4 types of womens orgasm...joke

There are 4 types of orgasms: the Holy Orgasm, the Positive Orgasm, the Accidental Orgasm, and the Fake Orgasm.

The Holy Orgasm sounds like, “Oh God! Oh God!”

The Positive Orgasm sounds like, “Oh yes! Oh yes!”

The Accidental Orgasm sounds like, “Oh $hit! Oh $hit!”

The fake orgasm sounds like, “Oh INSERT YOUR NAME HERE!”

2 Likes

Damn it @reggie.

2 Likes

Alright, try to keep it all in one thread please…

1 Like

Very funny post indeed. This post made me smile but it is ironical for some. I hope they take it as a joke as it is already mentioned in the title.

One of my favorites had to share it.
I posted a few others under this title:

Why was the dumb blondes belly button black and blue?

A pig’s orgasm lasts 30 minutes. (O.M.G.!!!)
A cockroach will live nine days without its head before it starves to death. (Creepy. I’m still not over the pig.)
The male praying mantis cannot copulate while its head is attached to its body.
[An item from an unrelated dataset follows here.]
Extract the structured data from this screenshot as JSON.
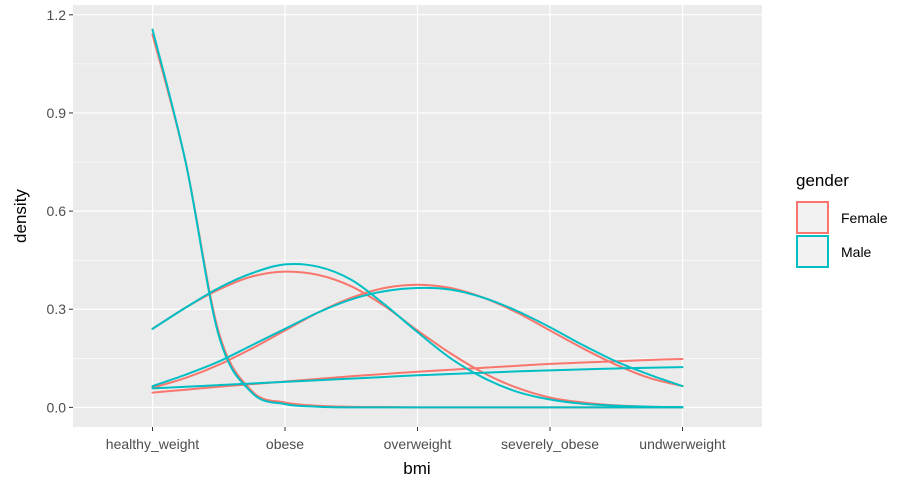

The female initiates sex by ripping the male’s head off. (Honey, I’m home . let me slash you head!!..)
The flea can jump 350 times its body length. It’s like a human jumping the length of a football field. (30 minutes. Lucky pig! Can you imagine?)
The catfish has over 27,000 taste buds. (What could be so tasty on the bottom of a pond?)
Some lions mate over 50 times a day. (I still can’t believe that pig …quality over quantity.)
Butterflies taste with their feet. (Something I always wanted to know.)
Elephants are the only animals that cannot jump. (Okay, so that would be a good thing.)
A cat’s urine glows under a black light. (I wonder how much the government paid to figure that out.)
An ostrich’s eye is bigger than its brain. (I know some people like that.)
Starfish have no brains. (I know some people like that, too.)
Polar bears are left-handed. (Talk about a southpaw.)
Humans and dolphins are the only species that have sex for pleasure. (What about that pig? Do the dolphins know about the pig?)

4 Likes

The trade off is after the 30 min orgasm u get made into bacon and porkchops. Would you take the trade off and be a pig in your next life?
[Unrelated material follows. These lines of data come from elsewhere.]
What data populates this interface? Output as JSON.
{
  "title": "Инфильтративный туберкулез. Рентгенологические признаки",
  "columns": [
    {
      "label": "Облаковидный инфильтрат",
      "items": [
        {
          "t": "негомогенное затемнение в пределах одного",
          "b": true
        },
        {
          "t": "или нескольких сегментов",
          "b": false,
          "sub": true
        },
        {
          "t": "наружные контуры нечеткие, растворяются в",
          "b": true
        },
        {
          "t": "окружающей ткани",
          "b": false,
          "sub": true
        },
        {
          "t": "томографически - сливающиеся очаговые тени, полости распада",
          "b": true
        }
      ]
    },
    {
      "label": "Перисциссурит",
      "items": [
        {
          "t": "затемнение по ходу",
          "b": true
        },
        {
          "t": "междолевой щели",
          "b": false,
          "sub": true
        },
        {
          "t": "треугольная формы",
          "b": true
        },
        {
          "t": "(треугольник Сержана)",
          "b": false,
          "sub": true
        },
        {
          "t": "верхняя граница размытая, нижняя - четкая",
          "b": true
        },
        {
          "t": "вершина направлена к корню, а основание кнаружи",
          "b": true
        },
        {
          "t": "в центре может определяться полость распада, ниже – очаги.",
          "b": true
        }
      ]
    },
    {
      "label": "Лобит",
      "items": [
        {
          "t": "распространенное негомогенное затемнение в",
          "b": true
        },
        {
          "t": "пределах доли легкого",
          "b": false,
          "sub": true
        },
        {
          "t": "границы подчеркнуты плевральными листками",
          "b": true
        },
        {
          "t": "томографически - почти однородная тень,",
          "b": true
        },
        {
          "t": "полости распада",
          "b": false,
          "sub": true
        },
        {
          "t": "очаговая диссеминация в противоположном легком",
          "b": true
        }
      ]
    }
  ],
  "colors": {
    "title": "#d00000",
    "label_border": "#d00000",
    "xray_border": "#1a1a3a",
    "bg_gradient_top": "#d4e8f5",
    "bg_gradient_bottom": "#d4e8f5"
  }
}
Who doesn’t like being eaten. :smirk:

Me for.1. I prefer the top of the food chain. Not only do you get eaten as a pig, you can no longer eat any pork. Eating bacon would be cannibalism. Thats an awful crime, i love me some bacon!!!

no joke, in my country’s military, when practising, soldiers will shout ‘bang bang’ cause the bullets or blanks are expensive.

2 Likes

Thats pretty crazy @flybottle an entire military running around the same exact way 5 year olds do playing cops and robbers. Do you ever hear of the occasional “i got you” …“nah uh”…“yes huh, i got you dead”…“nah uh”… arguments resulting from the “bang bangs”? Lol.

1 Like

This topic was automatically closed 3 days after the last reply. New replies are no longer allowed.